Steiner wrote:In the first kind of vision the soul's inner working on the organism is revealed. In the second the soul penetrates to the will. But an inner activity must precede the outward manifestation of the will. Before the arm can be raised, the creative current must flow into it so that in its metabolic processes, which run on quietly, processes are inserted that are clearly the result of feeling. Feeling is a willing that remains enclosed within the human being, a willing that is arrested at its inception.
The processes inserted into the body for feeling and willing reveal themselves for the second stage of vision as processes that are in opposition to those that support life. They are destructive processes. In the constructive processes life prospers; but the soul withers in them. The life of the body, which itself is built up by the soul, must be broken down so that the nature and activity of the soul can unfold out of the body.
To spiritual vision the working of the soul on the body is like a memory of something that the soul had first to accomplish before it could exist in its own activity.
Thereby, however, the soul experiences itself as a purely spiritual being that has let the forming of the body take precedence to the soul's own activity in order to have the body become the basis for the soul's inherent, purely spiritual development.
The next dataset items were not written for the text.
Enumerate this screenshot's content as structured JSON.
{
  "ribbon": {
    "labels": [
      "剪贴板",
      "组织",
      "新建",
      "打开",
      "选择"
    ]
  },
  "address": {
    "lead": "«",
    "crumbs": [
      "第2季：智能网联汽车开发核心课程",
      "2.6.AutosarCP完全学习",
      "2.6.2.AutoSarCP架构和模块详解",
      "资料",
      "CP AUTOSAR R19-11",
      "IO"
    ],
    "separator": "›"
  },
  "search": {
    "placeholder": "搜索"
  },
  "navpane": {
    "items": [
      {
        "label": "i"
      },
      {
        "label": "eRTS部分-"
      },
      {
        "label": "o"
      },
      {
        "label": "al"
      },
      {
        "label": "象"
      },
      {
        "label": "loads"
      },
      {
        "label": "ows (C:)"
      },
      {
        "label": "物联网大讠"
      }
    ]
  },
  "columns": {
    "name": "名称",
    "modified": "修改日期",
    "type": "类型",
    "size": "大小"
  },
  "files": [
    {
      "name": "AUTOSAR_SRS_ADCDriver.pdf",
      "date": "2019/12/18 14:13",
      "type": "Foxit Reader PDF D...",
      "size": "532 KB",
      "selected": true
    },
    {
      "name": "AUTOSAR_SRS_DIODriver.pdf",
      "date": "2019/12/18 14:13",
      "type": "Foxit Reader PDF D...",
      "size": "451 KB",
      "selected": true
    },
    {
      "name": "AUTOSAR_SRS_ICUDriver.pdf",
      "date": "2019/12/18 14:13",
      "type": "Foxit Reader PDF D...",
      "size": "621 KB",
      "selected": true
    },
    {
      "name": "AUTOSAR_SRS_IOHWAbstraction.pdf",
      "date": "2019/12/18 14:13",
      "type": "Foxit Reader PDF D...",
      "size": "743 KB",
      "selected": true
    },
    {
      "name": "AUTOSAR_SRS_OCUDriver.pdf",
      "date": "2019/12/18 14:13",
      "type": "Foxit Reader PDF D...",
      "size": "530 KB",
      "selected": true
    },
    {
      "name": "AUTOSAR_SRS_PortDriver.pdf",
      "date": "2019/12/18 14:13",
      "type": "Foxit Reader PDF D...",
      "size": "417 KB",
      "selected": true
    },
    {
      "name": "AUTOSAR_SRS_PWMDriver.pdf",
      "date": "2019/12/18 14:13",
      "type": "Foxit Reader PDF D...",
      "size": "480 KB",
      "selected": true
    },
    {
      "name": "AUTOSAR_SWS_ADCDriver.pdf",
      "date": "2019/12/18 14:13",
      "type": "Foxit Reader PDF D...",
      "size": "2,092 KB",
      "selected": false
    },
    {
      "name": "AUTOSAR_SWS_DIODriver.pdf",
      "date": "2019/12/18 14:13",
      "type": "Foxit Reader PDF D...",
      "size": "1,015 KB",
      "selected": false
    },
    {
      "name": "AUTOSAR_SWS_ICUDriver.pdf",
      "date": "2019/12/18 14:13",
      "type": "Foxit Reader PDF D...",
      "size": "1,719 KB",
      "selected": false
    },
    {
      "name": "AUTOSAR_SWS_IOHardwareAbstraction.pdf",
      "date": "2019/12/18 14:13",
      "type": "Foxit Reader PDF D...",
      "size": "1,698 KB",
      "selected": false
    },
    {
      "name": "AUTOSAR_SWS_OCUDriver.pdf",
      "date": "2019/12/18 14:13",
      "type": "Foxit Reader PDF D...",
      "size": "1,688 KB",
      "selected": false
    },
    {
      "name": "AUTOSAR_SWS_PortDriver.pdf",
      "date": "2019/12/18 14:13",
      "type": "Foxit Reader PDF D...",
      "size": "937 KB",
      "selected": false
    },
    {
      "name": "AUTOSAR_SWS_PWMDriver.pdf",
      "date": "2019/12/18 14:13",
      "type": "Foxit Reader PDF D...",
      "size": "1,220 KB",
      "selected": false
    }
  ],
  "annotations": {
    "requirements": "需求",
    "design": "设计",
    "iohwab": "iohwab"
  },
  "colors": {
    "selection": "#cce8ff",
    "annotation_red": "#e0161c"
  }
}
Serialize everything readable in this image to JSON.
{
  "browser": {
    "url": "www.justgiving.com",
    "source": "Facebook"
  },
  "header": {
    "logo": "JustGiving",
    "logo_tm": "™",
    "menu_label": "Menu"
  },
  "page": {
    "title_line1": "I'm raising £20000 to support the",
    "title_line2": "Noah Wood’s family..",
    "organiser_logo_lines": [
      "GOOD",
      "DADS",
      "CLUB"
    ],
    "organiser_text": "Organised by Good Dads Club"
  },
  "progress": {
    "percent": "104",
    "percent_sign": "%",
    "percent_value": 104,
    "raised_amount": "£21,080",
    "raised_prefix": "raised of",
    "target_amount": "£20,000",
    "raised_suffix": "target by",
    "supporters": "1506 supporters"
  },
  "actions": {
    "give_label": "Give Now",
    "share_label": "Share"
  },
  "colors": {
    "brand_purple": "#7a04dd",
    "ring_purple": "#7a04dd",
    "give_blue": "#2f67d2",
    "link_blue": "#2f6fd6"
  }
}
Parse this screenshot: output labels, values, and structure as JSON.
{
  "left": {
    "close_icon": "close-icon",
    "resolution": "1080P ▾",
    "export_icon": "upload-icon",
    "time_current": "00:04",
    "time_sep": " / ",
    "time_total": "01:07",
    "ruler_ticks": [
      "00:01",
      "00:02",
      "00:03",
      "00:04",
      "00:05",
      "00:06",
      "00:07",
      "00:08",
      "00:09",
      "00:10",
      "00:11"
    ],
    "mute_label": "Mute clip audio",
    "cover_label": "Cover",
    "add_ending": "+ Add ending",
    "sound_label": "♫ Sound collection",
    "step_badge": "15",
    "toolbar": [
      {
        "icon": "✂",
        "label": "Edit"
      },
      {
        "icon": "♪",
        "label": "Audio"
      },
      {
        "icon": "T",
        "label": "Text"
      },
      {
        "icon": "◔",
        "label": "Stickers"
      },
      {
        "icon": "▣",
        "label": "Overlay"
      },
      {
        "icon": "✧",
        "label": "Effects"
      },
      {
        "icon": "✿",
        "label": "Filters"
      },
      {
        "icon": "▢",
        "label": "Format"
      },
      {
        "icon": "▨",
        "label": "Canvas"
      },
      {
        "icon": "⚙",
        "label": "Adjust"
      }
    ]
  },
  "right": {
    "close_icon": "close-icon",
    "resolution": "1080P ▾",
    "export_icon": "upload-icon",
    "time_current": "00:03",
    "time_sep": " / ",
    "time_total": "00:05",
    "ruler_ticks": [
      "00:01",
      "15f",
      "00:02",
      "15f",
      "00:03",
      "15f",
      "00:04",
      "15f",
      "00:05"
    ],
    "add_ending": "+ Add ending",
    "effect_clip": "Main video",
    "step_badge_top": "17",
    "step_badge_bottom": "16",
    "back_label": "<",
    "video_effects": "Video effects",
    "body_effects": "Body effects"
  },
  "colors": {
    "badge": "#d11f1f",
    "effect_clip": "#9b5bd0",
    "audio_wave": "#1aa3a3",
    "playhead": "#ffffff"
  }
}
The soul first devotes its creative effort to the body so that, after this has been done sufficiently, the soul can manifest itself in free spirituality.
And this development of the soul begins already with thinking that results from the perception of the senses. When one perceives an object, the soul commences its activity. It shapes the corresponding part of the body in such a way that it becomes adapted for developing, in the form of thought, a mirror image of the object. In experiencing this mirror image, the soul beholds the result of its own activity.
Note that such an exercise only makes sense if we remain connected with the first-person meaningful experience of those desires, feelings, thought-perceptions we are working through within the overarching Idea. Otherwise we simply envision them as abstract entities apart from our core being, which we try to fit into some model of that being. It is much easier said than done when we are immersed in the sensory spectrum, which is why these things only work if we are simultaneously deepening our cognition through the spheres of feeling and willing with the archetypal exercises and meditations.